Diltiazem: Diltiazem and beta-blockers reinforce inhibitory effect on AV-conduction and sinus node function. With the combination of metoprolol with diltiazem there were cases of severe bradycardia.
epinephrine:It reported 10 cases of severe hypertension and bradycardia in patients treated with non-selective beta-adrenergic blockers (including pindolol and propranolol) and treated with epinephrine. The interaction observed in healthy volunteers group. It is assumed that similar reactions may occur and the application of epinephrine with local anesthetic together with a random contact with the bloodstream. It is expected that this risk is much lower with cardioselective beta-blockers.
phenylpropanolamine:phenylpropanolamine (norephedrine) a single dose of 50 mg may cause an increase in diastolic blood pressure to pathological values in healthy volunteers. Propranolol generally prevents the increase in blood pressure caused by phenylpropanolamine. However, beta-blockers can cause paradoxical reaction of hypertension in patients receiving high doses of phenylpropanolamine. It reported several cases of hypertensive crisis while taking phenylpropanolamine.
quinidine:quinidine inhibits the metabolism of metoprolol in a special group of patients with rapid hydroxylation (in Sweden about 90% of the population), causing mostly a significant increase in the plasma concentration of metoprolol and increased beta-adrenoblockade. It is believed that this interaction is typical for other beta-blockers, metabolism involving isozyme CYP2D6.
Clonidine: hypertensive reactions during abrupt cancellation of clonidine may be increased when co-administered beta-blockers. In a joint application, in the case of clonidine, discontinuation of beta-blockers should start several days before clonidine.

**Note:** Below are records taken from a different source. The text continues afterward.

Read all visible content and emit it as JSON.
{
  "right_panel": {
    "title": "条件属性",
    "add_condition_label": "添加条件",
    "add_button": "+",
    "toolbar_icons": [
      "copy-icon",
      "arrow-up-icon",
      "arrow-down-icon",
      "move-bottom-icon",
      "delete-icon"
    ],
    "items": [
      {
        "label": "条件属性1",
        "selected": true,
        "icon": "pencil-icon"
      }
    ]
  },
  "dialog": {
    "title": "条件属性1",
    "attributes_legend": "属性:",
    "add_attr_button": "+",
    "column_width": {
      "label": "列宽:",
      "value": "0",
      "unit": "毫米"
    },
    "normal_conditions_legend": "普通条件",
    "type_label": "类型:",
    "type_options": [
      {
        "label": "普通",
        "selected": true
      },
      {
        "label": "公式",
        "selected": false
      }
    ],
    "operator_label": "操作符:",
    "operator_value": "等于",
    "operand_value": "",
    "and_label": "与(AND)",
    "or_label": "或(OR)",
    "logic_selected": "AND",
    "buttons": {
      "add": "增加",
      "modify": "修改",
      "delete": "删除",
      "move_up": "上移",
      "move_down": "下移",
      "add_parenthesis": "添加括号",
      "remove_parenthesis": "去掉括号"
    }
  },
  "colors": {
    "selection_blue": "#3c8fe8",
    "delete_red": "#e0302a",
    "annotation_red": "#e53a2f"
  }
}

rifampicin:rifampicin may enhance metabolism of metoprolol, reducing the plasma concentration of metoprolol. Patients concurrently taking metoprolol and other beta blockers (in the dosage form of eye drops) or MAO inhibitors must be monitored closely. While taking beta-blockers, inhalation anesthetics enhance cardiodepressive action. While taking beta-blockers to patients receiving hypoglycemic agents for oral administration, may need a dose adjustment last.
The plasma concentrations of metoprolol may increase when receiving cimetidine or hydralazine .
Cardiac glycosides when used in conjunction with beta-blockers may increase the AV-conduction time and induce bradycardia.
TERMS OF RELEASE FROM PHARMACY
The drug is released by prescription.
TERMS AND CONDITIONS OF STORAGE
The drug should be stored out of reach of children at a temperature of no higher than 30 В° C. Shelf life - 3 years. Do not use after the expiration date printed on the package.